After going private in 2016 after accepting a$32 per share, or$4.3 billion, price from Apollo Global Management, Rackspace is looking when again to the public markets. Going public in 2008, Rackspace is taking 2nd aim at a public offering around 12 years after its preliminary debut. The business describes its business as a “multicloud innovation services”vendor, assisting its clients”design, operate and develop”cloud environments. That Rackspace is highlighting a services focus works context to understand its financial profile, as we’ll see in a moment.
First, some basics. The business’s S-1 filing signifies a $100 million placeholder figure for how much the company might raise in its public offering. That figure will alter, however does tell us that company is likely to target a share sale that will net it closer to $100 million than $500 million, another popular placeholder figure.
Rackspace will list on the Nasdaq with the ticker sign “RXT.” Goldman, Citi, J.P. Morgan, RBC Capital Markets and other banks are assisting finance its (second) launching.
Similar to other business that went private, just later to launching when again as a public business, Rackspace has oceans of debt.
The business’s balance sheet reported cash and equivalents of $125.2 million since March 31, 2020. On the other side of the ledger, Rackspace has debts of $3.99 billion, made up of a $2.82 billion term loan center, and $1.12 billion in senior notes that cost the company an 8.625% coupon, to name a few financial obligations. The term loan costs a lower 4% rate, and stems from the preliminary deal to take Rackspace private ($2 billion), and another $800 million that was later taken on “in connection with the Datapipe Acquisition.”
The senior notes, originally worth an overall of $1,200 million or $1.20 billion, likewise originated from the acquisition of the company throughout its 2016 transaction; private equity’s capability to buy companies with obtained money, later on taking them public once again and utilizing those earnings to restrict the resulting debt profile while maintaining financial control is rewarding, if a bit saucy.
Rackspace intends to utilize IPO continues to decrease its debt-load, including both its term loan and senior notes. Specifically just how much Rackspace can put against its financial obligations will depend upon its IPO prices.
Those financial obligations take a business that is easily rewarding on a running basis and make it deeply unprofitable on a net basis. Observe:
Image Credits: SECLooking at the reactionary column, we can see a business with product earnings, though slim gross margins for a putatively tech company. It created $21.5 million in Q1 2020 operating make money from its $652.7 million in income from the quarter. Nevertheless, interest expenses of $72 million in the quarter assisted lead Rackspace to a deep $48.2 million net loss.
Not all is lost, nevertheless, as Rackspace does have favorable operating cash flow in the same three-month duration.
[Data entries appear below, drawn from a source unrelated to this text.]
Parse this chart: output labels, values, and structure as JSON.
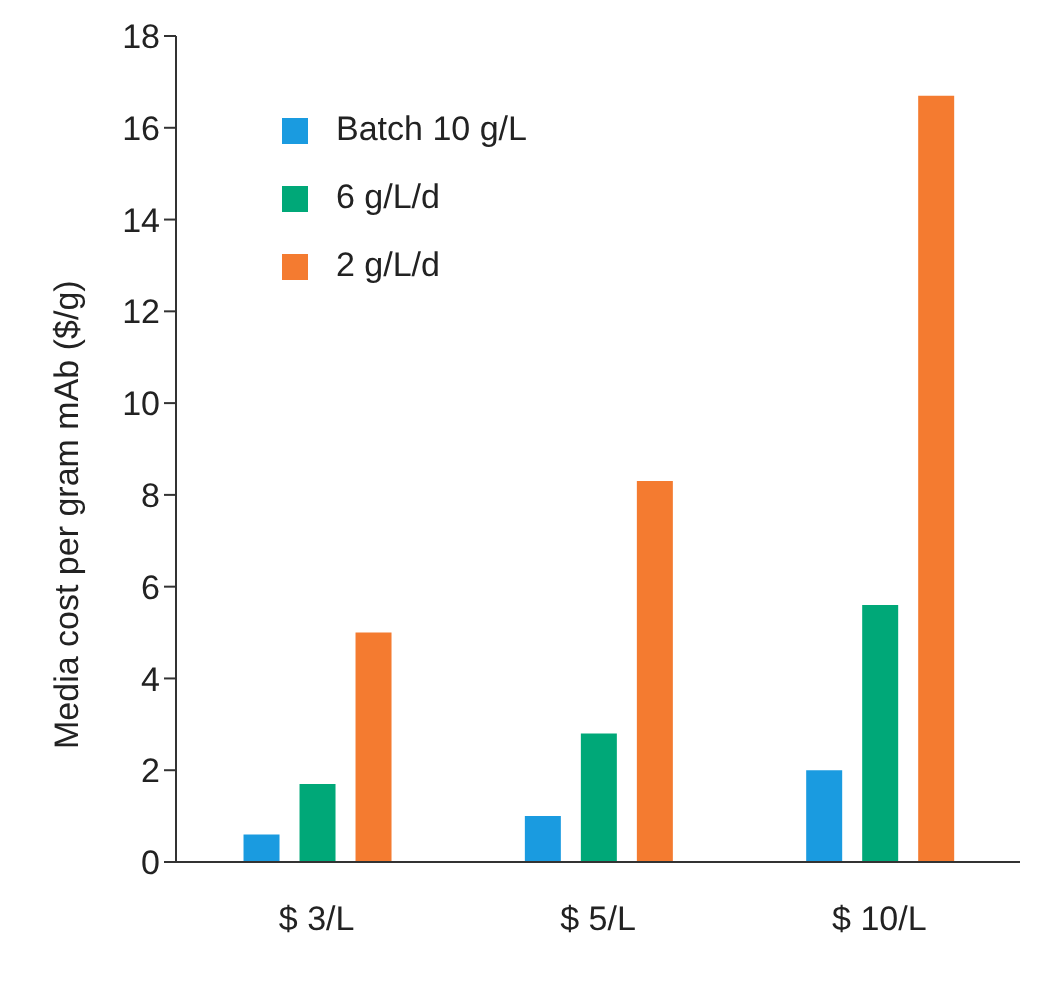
{
  "chart_data": {
    "type": "bar",
    "ylabel": "Media cost per gram mAb ($/g)",
    "categories": [
      "$ 3/L",
      "$ 5/L",
      "$ 10/L"
    ],
    "series": [
      {
        "name": "Batch 10 g/L",
        "color": "#1a9be0",
        "values": [
          0.6,
          1.0,
          2.0
        ]
      },
      {
        "name": "6 g/L/d",
        "color": "#00a878",
        "values": [
          1.7,
          2.8,
          5.6
        ]
      },
      {
        "name": "2 g/L/d",
        "color": "#f47b30",
        "values": [
          5.0,
          8.3,
          16.7
        ]
      }
    ],
    "ylim": [
      0,
      18
    ],
    "yticks": [
      0,
      2,
      4,
      6,
      8,
      10,
      12,
      14,
      16,
      18
    ],
    "grid": false,
    "legend": "top left"
  }
}
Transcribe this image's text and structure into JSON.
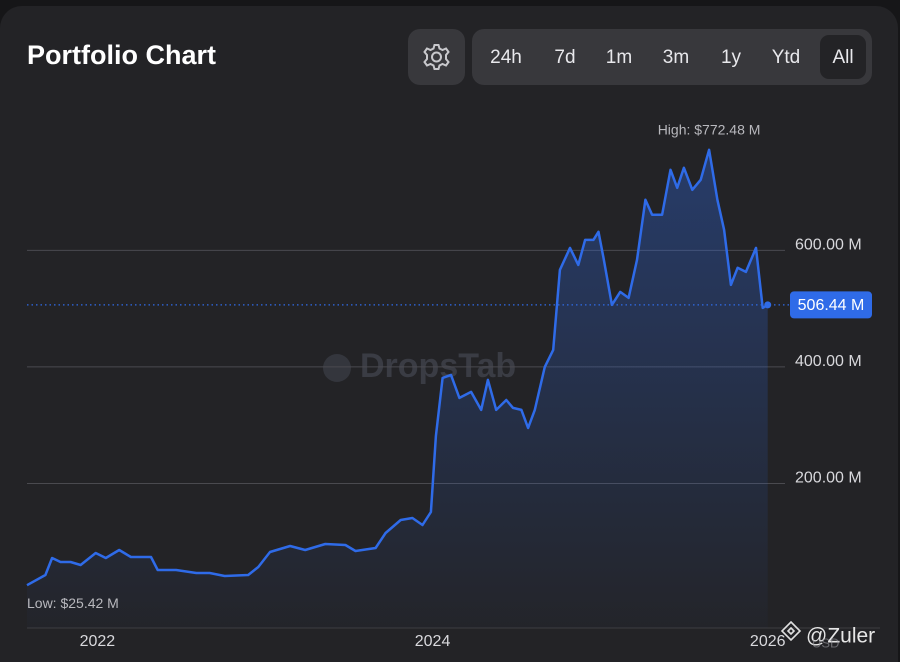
{
  "header": {
    "ranges": [
      "24h",
      "7d",
      "1m",
      "3m",
      "1y",
      "Ytd",
      "All"
    ],
    "active_range": "All"
  },
  "watermarks": [
    "DropsTab",
    "@Zuler",
    "USD"
  ],
  "chart_data": {
    "type": "area",
    "title": "Portfolio Chart",
    "color": "#2f6be8",
    "x": [
      2021.58,
      2021.69,
      2021.73,
      2021.78,
      2021.84,
      2021.9,
      2021.99,
      2022.05,
      2022.13,
      2022.2,
      2022.32,
      2022.36,
      2022.47,
      2022.59,
      2022.67,
      2022.76,
      2022.9,
      2022.96,
      2023.03,
      2023.15,
      2023.24,
      2023.36,
      2023.48,
      2023.54,
      2023.66,
      2023.72,
      2023.81,
      2023.88,
      2023.94,
      2023.99,
      2024.02,
      2024.06,
      2024.11,
      2024.16,
      2024.23,
      2024.29,
      2024.33,
      2024.38,
      2024.44,
      2024.48,
      2024.53,
      2024.57,
      2024.61,
      2024.67,
      2024.72,
      2024.76,
      2024.82,
      2024.87,
      2024.91,
      2024.96,
      2024.99,
      2025.02,
      2025.07,
      2025.12,
      2025.17,
      2025.22,
      2025.27,
      2025.31,
      2025.37,
      2025.42,
      2025.46,
      2025.5,
      2025.55,
      2025.6,
      2025.65,
      2025.7,
      2025.74,
      2025.78,
      2025.82,
      2025.87,
      2025.93,
      2025.97,
      2026.0
    ],
    "values": [
      25.42,
      42.9,
      72.1,
      65.2,
      65.2,
      60.1,
      80.7,
      72.1,
      85.8,
      73.8,
      73.8,
      51.5,
      51.5,
      46.4,
      46.4,
      41.2,
      42.9,
      56.7,
      82.4,
      92.7,
      85.8,
      96.1,
      94.4,
      84.1,
      89.3,
      115.0,
      137.3,
      140.8,
      128.8,
      151.1,
      281.5,
      381.1,
      386.3,
      346.8,
      357.1,
      326.2,
      377.7,
      326.2,
      343.3,
      329.6,
      326.2,
      295.3,
      326.2,
      400.0,
      429.2,
      566.5,
      604.3,
      575.1,
      618.0,
      618.0,
      631.8,
      587.1,
      506.4,
      528.8,
      518.5,
      583.7,
      686.7,
      661.0,
      661.0,
      738.2,
      707.3,
      741.6,
      703.9,
      721.0,
      772.48,
      686.7,
      635.2,
      540.8,
      570.0,
      563.1,
      604.3,
      501.3,
      506.44
    ],
    "xlim": [
      2021.58,
      2026.67
    ],
    "xticks": [
      2022,
      2024,
      2026
    ],
    "ylim": [
      -48,
      858
    ],
    "yticks": [
      {
        "value": 200,
        "label": "200.00 M"
      },
      {
        "value": 400,
        "label": "400.00 M"
      },
      {
        "value": 600,
        "label": "600.00 M"
      }
    ],
    "grid": true,
    "annotations": [
      {
        "value": 772.48,
        "label": "High: $772.48 M"
      },
      {
        "value": 25.42,
        "label": "Low: $25.42 M"
      },
      {
        "value": 506.44,
        "label": "506.44 M"
      }
    ]
  }
}
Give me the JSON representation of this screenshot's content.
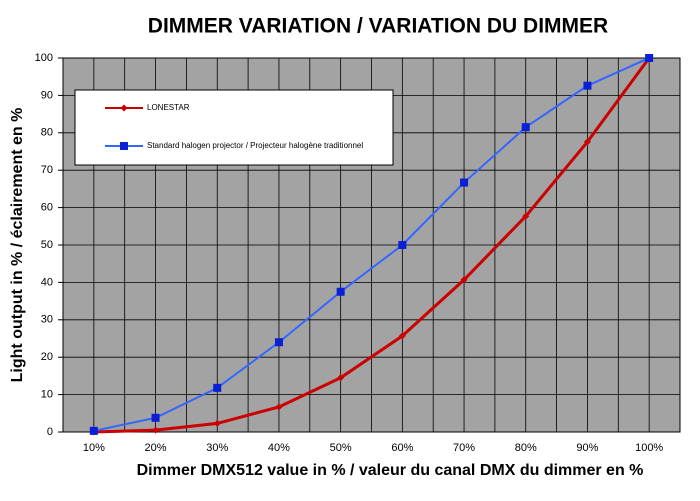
{
  "chart_data": {
    "type": "line",
    "title": "DIMMER VARIATION / VARIATION DU DIMMER",
    "x_label": "Dimmer DMX512 value in % / valeur du canal DMX du dimmer en %",
    "y_label": "Light output in % / éclairement en %",
    "categories": [
      "10%",
      "20%",
      "30%",
      "40%",
      "50%",
      "60%",
      "70%",
      "80%",
      "90%",
      "100%"
    ],
    "series": [
      {
        "name": "LONESTAR",
        "color": "#cc0000",
        "values": [
          0,
          0.5,
          2.3,
          6.7,
          14.5,
          25.7,
          40.7,
          57.7,
          77.6,
          100
        ]
      },
      {
        "name": "Standard halogen projector / Projecteur halogène traditionnel",
        "color": "#3366ff",
        "values": [
          0.3,
          3.8,
          11.8,
          24,
          37.5,
          50,
          66.7,
          81.5,
          92.6,
          100
        ]
      }
    ],
    "ylim": [
      0,
      100
    ],
    "yticks": [
      0,
      10,
      20,
      30,
      40,
      50,
      60,
      70,
      80,
      90,
      100
    ],
    "grid": true
  }
}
Still, the company’s multi-billion-dollar debt load is still steep, and difficult.
Going back to our discussion of Rackspace’s service, remember that it said that it sells “multicloud technology services,” which informs us that its gross margins will be service-focused, which is to say that they won’t be software-level. And they are not. In Q1 2020 Rackspace had gross margins of 38.2%, below 41.3% in the year-ago Q1. That trend is worrisome.
The company’s growth profile is also somewhat uneven. From 2017 to 2018, Rackspace saw its profits broaden from $2.14 billion to $2.45 billion, growth of 14.4%. The company shrank a little in 2019, falling from $2.45 billion in earnings in 2018 to $2.44 billion the next year. Offered the economy that year, and the value of cloud in 2019, the outcomes are a little unexpected.
Rackspace did grow in Q1 2020, nevertheless. The firm’s $652.7 million in first-quarter top-line easily bested in its Q1 2019 outcome of $606.9 million. The company grew 7.6% in Q1 2020. That’s very little, specifically throughout a duration in which its gross margins eroded, but the return-to-growth is likely welcome all the exact same.
TechCrunch did not see Q2 2020 lead to its S-1 today while reading the document, so we presume that the firm will re-file quickly to include more recent financial outcomes; it would be hard for the company to debut at an attractive rate in the COVID-19 age without sharing Q2 figures, we reckon.
How to value Rackspace is a puzzle. The company is tech-ish, which suggests it will discover some interest. However its slow growth rate, heavy debts and uninspired margins make it difficult to pin a reasonable multiple onto. More when we have it.
Article curated by RJ Shara from Source. RJ Shara is a Bay Area Radio Host (Radio Jockey) who talks about the startup ecosystem – entrepreneurs, investments, policies and more on her show The Silicon Dreams. The show streams on Radio Zindagi 1170AM on Mondays from 3.30 PM to 4 PM.